Nel corso del Novecento l'Italia, rispetto ad una
superficie totale di circa 300.000 chilometri quadrati, ha perduto da 200 a 400
chilometri quadrati di coste sabbiose, si è "ristretta", di un millesimo della
sua superficie. Questo restringimento della superficie italiana, più rapido da
un ventennio a questa parte, sta preoccupando amministratori pubblici e
operatori turistici. La Puglia, questa penisola con circa settecento chilometri
di coste, esposte al mare da tutte e due le parti, e la Basilicata, vedono
sparire spiagge e crollare edifici costieri e pezzi di strade. Sarà anche un po'
colpa dei cambiamenti climatici ma ci deve pur essere qualche altra ragione per
questa perdita di ricchezza ecologica e economica.
Le ragioni
dell'erosione sono abbastanza note: la spiaggia sabbiosa nasce da un insieme di
azioni fisiche e geologiche ed assume un volto mutevole nel tempo, ospita
vegetazione e molte forme di vita, e rappresenta un ecosistema di grande
interesse naturalistico. La spiaggia, in quanto interfaccia fra mare e terra, è
molto bella e attrae il turismo e quindi ha un grande valore anche "economico".
Nell'uso delle spiagge a fini ricreativi l'intervento umano apporta inevitabili
modificazioni che possono compromettere la stabilità di tale ecosistema.

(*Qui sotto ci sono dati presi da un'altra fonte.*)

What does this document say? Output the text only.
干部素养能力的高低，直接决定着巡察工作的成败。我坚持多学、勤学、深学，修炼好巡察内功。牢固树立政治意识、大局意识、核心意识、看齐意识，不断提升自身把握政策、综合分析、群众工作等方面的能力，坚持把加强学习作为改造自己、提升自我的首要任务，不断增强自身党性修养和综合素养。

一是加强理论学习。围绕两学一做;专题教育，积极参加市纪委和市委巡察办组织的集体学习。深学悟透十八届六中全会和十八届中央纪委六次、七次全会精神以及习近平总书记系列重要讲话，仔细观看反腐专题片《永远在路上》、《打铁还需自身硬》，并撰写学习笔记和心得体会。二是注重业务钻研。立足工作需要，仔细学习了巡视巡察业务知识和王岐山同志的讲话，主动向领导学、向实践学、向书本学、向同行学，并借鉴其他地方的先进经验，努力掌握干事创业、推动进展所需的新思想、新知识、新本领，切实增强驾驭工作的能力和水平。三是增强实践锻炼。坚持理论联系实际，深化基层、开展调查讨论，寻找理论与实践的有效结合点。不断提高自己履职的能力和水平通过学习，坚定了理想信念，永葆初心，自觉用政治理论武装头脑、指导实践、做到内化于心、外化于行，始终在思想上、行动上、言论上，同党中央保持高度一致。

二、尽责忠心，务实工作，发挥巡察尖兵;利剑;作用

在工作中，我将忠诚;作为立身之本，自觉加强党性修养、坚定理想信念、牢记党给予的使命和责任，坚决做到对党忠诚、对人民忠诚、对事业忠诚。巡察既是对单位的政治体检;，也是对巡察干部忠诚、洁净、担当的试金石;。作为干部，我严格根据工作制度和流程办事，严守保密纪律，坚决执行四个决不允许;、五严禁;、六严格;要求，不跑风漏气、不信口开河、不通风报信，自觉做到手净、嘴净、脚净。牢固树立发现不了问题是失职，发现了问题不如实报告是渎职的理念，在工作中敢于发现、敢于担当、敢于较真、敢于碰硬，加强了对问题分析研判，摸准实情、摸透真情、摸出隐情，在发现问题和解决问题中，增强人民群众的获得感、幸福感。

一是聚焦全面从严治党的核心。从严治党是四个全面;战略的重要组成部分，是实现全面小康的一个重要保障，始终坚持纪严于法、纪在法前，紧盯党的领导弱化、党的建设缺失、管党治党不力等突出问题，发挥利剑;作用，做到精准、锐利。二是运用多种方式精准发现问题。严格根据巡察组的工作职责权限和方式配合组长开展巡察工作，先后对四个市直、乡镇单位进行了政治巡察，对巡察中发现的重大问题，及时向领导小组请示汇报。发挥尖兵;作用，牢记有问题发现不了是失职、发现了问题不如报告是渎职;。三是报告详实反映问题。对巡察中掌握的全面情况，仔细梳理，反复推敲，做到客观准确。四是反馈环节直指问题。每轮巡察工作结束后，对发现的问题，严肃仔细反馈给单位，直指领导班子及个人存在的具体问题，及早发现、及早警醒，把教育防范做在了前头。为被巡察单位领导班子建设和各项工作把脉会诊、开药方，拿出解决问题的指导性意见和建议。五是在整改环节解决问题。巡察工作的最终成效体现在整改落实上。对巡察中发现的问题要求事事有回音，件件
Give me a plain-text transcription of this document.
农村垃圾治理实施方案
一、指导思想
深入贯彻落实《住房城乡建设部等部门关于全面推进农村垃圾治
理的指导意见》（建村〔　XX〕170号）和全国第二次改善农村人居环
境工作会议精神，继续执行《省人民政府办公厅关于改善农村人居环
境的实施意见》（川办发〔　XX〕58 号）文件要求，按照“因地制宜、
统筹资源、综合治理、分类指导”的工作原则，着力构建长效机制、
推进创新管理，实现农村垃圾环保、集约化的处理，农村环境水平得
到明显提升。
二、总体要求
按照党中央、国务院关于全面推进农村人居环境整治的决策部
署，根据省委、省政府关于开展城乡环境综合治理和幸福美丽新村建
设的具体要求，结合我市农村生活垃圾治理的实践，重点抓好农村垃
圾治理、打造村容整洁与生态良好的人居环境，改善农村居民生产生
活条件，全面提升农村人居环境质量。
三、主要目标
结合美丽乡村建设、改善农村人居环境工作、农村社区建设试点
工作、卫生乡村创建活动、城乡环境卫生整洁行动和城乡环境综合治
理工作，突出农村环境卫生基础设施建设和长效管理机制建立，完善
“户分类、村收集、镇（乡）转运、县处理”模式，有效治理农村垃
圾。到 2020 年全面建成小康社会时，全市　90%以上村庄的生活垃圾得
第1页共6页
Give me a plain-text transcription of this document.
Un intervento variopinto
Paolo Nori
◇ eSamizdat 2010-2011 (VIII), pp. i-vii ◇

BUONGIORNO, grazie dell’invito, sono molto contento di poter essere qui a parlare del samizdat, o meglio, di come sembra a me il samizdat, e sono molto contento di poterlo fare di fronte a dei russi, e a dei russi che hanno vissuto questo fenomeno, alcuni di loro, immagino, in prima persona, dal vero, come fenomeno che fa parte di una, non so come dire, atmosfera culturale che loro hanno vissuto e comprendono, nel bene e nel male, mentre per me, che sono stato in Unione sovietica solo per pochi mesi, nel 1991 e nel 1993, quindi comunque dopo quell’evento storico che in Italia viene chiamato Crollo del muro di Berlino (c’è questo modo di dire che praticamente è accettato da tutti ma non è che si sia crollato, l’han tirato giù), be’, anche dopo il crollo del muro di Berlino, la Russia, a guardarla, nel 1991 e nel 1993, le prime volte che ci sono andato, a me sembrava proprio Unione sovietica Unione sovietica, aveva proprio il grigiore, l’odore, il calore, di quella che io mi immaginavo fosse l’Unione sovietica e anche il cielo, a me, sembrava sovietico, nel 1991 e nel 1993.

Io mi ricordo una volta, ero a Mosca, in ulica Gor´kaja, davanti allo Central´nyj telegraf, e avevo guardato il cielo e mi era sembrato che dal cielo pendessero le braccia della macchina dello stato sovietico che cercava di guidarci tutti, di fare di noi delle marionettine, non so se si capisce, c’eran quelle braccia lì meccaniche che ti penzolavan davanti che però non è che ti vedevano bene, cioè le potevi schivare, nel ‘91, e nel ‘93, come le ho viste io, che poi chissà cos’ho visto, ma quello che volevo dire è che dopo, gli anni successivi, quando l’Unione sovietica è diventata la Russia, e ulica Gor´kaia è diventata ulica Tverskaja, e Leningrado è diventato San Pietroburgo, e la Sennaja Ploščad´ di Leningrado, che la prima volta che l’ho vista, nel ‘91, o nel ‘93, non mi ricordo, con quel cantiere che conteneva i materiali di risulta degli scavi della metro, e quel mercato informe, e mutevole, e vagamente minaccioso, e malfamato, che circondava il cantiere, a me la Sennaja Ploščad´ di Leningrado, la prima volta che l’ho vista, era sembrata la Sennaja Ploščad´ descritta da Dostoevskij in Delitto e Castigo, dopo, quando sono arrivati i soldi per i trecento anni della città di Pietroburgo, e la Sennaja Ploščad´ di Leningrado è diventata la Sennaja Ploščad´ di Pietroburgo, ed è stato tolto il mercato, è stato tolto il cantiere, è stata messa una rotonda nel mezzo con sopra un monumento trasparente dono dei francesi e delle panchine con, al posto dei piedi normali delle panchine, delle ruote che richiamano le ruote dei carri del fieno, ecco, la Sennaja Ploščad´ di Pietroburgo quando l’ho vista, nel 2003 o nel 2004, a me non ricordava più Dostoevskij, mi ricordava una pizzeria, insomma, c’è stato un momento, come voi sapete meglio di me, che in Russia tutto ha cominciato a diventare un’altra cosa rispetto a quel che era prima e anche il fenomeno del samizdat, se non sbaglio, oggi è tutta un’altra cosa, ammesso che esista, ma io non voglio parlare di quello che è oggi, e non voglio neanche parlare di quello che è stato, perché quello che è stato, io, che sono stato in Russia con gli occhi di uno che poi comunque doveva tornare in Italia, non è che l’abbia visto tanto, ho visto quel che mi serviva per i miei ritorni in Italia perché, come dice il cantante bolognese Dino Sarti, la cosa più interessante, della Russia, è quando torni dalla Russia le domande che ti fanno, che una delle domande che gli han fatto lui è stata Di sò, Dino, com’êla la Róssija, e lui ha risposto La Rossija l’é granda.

Dapprima si insediano delle cabine con gli ombrelloni, poi le cabine
diventano di cemento e si trasformano in palazzine, poi nascono ristoranti e
alberghi e per raggiungere la spiaggia e i ristoranti e i nuovi edifici bisogna
realizzare strade per le automobili e piazzole di sosta e porticcioli turistici,
spianando le dune, quelle ondulazioni sabbiose formate ad opera del vento e del
moto ondoso che garantiscono la sopravvivenza della spiaggia. In questa
operazione viene distrutta la vegetazione spontanea, che la natura ha
predisposto proprio a difesa della costa. Se su una costa si interviene creando
ostacoli stabili, come la diga di un porto, il movimento delle acque viene
frenato e le sabbie si accumulano da una parte della diga e vengono asportate
dalla parte opposta. Molti porti o porticcioli turistici, insediati nel posto
sbagliato, ben presto si riempiono della sabbia asportata dalle coste vicine, e
così si spendono soldi per svuotare i porti dai depositi e si spendono soldi per
ricostruire le spiagge erose.
La conseguenza delle presenze umane
invadenti ed esigenti, per ragioni "economiche" a breve termine, è la graduale
scomparsa delle spiagge e delle coste, cioè della base naturale di tale maniera
di intendere l'economia. Particolarmente delicate sono le coste sabbiose che
offrono, a chi le vuole guardare, innumerevoli sorprese. La sabbia che troviamo
in riva al mare è un insieme di granuli, aventi diametro variabile fra sei
centesimi di millimetri fino a due millimetri, che nel corso di millenni le
acque hanno trasportato dall'interno delle terre emerse fino al mare. La forza
di urto dell'acqua delle piogge disgrega le rocce delle montagne e colline; i
frammenti, rotolando verso valle, si frantumano in pezzetti sempre più piccoli
che vanno a creare l'alveo dei fiumi, le pianure alluvionali, e le parti più
"leggere" di tali frammenti arrivano fino al mare depositandosi sulle
coste.
Chi guarda sulla spiaggia, l'insieme dei granuli di sabbia vede
facilmente come essi siano diversi e tale osservazione potrebbe permettere la
ricostruzione della storia naturale di ciascun granulo. I principali costituenti
delle sabbie sono materiali calcarei o silicei, spesso miscelati a seconda del
percorso dei fiumi o delle direzioni del vento che li ha trasportati; talvolta
si incontrano sabbie di cui è facile riconoscere l'origine sapendo quali rocce
sono state attraversate dai fiumi che hanno trasportato la sabbia al mare. Si
può quasi dire che i granuli di sabbia "parlano", raccontano la propria storia:
i granuli scintillanti di quarzo vengono da rocce granitiche; su alcune coste,
quelle laziali e quella di Manfredonia, si trovano sabbie contenenti magnetite i
cui cristalli vengono attratti da una calamita. Durante l'autarchia fascista
qualche bella mente aveva proposto di recuperare ferro da tali sabbie.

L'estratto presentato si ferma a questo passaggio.